Ma ammesso che l’acconto Ue di 6 miliardi arrivasse subito, la copertura del 4.0 Plus già ne costa almeno 7. Ed è niente perché quando tra due/tre anni arriverà tutto il malloppo Patuanelli vuole arrivare a investirne 27, in qualche piano 4.0 che porti le aliquote su base volumetrica al 20%, promettendo – se sarà ancora al governo – di arrivare a una “defiscalizzazione totale” degli esborsi in strumenti e soluzioni all’avanguardia. La lista dei desideri che ha presentato in vista del Piano Nazionale di Ripresa e Resilienza conta più di 60 progetti del valore complessivo di oltre 150 miliardi, al netto del ballo di cifre che cambia a ogni conferenza e su ogni testata. Citiamo ancora l’esponente 5 Stelle perché è l’unico che ne parla dentro la sua maggioranza, sapendone qualcosa di Internet. E Internet è, appunto, delle e nelle cose. In quasi tutte. Banda ultralarga, e-learning, robotica, IA, a solo programmi attuabili con il campionario tecno-ecologico 4.0 quale ammodernamento, ristrutturazione, efficientamento non avrà un risvolto ambientale ricorrendovi e potrà essere escluso dal beneficio?
L’Industria 4.0 è uno dei tre pilastri indicati dal premier Conte per il rilancio della Fase 3 ma che si apprezzeranno in una fase 4 o 5, insieme alla rete unica delle Tlc e Italia Cashless.
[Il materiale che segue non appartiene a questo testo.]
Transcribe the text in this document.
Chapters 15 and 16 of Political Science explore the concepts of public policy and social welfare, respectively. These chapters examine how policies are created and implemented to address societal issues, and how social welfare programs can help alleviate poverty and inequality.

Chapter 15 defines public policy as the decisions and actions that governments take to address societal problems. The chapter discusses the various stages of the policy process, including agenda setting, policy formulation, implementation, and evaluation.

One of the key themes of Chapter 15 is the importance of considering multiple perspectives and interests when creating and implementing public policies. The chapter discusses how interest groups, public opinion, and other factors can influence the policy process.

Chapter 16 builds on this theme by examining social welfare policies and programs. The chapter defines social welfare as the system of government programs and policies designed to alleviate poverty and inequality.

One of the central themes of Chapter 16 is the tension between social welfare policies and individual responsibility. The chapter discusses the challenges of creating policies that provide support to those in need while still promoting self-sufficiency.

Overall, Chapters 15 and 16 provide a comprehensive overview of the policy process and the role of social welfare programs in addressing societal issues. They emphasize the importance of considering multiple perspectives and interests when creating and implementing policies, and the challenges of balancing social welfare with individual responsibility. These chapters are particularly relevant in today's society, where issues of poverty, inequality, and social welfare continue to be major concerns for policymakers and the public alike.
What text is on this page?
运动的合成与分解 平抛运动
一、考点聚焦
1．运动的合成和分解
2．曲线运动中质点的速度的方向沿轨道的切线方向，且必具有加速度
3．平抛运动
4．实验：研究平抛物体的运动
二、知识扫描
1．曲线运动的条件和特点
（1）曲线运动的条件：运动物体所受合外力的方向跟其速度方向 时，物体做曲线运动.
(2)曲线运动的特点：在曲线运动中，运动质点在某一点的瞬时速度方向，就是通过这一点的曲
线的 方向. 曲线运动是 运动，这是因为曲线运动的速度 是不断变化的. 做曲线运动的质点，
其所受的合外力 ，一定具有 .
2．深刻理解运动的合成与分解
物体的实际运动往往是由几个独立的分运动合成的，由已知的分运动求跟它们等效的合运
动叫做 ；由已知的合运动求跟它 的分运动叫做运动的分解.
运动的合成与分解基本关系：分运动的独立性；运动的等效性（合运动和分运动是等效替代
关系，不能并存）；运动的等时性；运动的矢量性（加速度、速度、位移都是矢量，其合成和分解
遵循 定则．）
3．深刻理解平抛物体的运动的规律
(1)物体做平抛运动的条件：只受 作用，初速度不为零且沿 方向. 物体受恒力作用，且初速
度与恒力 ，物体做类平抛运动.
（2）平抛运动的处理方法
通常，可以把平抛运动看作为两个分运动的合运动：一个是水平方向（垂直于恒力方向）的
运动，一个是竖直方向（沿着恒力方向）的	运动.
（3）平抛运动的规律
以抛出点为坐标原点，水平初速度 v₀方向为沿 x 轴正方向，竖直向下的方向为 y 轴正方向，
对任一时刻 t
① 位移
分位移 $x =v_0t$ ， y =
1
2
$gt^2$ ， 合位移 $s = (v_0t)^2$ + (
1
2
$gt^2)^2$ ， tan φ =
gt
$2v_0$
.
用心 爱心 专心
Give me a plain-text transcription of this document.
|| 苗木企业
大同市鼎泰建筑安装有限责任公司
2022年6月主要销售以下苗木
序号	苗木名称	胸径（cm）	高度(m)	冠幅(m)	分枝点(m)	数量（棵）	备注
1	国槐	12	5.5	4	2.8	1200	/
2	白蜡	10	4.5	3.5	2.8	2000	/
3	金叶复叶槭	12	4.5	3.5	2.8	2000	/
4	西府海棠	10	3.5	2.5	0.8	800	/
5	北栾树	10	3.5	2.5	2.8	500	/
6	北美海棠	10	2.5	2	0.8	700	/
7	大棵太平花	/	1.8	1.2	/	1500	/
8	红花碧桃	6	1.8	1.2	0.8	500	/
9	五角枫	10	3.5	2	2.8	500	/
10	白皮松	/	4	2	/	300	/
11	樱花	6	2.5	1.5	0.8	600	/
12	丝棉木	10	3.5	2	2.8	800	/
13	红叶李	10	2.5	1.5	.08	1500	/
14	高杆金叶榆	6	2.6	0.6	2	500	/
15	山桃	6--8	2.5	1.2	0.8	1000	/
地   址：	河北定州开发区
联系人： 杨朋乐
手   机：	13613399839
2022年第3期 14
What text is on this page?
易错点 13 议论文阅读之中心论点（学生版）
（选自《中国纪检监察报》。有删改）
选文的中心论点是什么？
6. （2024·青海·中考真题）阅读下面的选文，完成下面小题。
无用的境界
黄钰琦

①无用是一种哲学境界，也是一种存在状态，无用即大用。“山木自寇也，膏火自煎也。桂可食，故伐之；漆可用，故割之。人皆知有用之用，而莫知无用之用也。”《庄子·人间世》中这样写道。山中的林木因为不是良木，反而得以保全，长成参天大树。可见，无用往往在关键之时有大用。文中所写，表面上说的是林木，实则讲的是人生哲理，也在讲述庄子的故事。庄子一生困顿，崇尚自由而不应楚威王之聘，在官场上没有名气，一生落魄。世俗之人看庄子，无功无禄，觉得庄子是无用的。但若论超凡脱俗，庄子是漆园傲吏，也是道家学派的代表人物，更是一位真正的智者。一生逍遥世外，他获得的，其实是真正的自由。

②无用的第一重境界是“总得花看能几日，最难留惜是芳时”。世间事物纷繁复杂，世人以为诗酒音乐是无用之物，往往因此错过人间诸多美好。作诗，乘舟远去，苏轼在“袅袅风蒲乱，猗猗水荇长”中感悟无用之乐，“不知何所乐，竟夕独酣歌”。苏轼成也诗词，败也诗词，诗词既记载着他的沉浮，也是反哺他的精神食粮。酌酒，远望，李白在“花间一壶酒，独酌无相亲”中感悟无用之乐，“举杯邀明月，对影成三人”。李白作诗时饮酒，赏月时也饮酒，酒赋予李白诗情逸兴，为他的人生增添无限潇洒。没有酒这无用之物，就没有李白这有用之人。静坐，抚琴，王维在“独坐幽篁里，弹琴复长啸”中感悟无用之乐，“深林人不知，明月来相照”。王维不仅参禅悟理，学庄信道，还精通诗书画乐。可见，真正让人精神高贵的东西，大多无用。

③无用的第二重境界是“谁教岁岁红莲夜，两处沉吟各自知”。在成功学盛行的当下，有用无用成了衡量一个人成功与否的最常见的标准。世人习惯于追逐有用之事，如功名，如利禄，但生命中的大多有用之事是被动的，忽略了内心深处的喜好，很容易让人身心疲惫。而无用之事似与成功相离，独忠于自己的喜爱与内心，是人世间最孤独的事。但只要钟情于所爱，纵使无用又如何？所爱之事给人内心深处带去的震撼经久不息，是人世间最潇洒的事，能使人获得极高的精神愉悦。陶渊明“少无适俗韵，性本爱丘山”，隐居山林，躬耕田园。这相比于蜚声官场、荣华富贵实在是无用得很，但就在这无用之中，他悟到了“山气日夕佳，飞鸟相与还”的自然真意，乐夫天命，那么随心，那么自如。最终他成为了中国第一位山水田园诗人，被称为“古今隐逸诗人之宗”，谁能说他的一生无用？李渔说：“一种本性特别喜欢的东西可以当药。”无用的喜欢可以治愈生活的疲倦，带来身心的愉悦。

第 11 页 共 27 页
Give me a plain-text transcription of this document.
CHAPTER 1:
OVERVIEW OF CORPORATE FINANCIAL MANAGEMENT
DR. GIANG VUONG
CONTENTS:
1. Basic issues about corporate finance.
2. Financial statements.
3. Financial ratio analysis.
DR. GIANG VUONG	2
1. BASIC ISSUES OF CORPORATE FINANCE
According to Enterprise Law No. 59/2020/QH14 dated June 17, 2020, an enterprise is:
Anche quest’ultimo “piano” per velocizzare l’abitudine al pagamento con carta elettronica si trascina ormai da un anno, slittando di stagione in stagione. Pensato più in ottica anti evasione – come il bonus befana per i regali online di Epifania (Natale era troppo) e la lotteria degli scontrini (45 milioni in palio al di là delle ricevute che raccoglierà l’Agenzia delle entrate) – che in ottica anti contagio – dato che i pagamenti elettronici sono cresciuti da soli durante il lockdown, senza incentivi ma per forza di cose – attendiamo di conoscere in dettaglio quali generose detrazioni, e per quali beni e servizi, invoglieranno acquirenti ed esercenti a salutare i contanti visto che non sono previste multe o sanzioni per chi rifiuta il bancomat. Semplicemente inutile invocare controlli o segnalare casi alla Finanza: non si capisce a cosa si riferisca la “obbligatorietà” riportata dal Dl con cui il Pos è entrato ufficialmente in vigore (solo) il primo luglio scorso per tutti i professionisti e commercianti e ogni genere di compravendita. Scongiurato il fantasma di un aumento delle commissioni sui prelievi, a bilanciare lo spettro del flop del pacchetto per la digitalizzazione fiscale è la contemporanea stretta alla soglia massima di uso del contante – contenuta nello stesso decreto legge e al via sempre dal primo luglio – da 3 a 2mila euro e infine a 1000 dal 2022.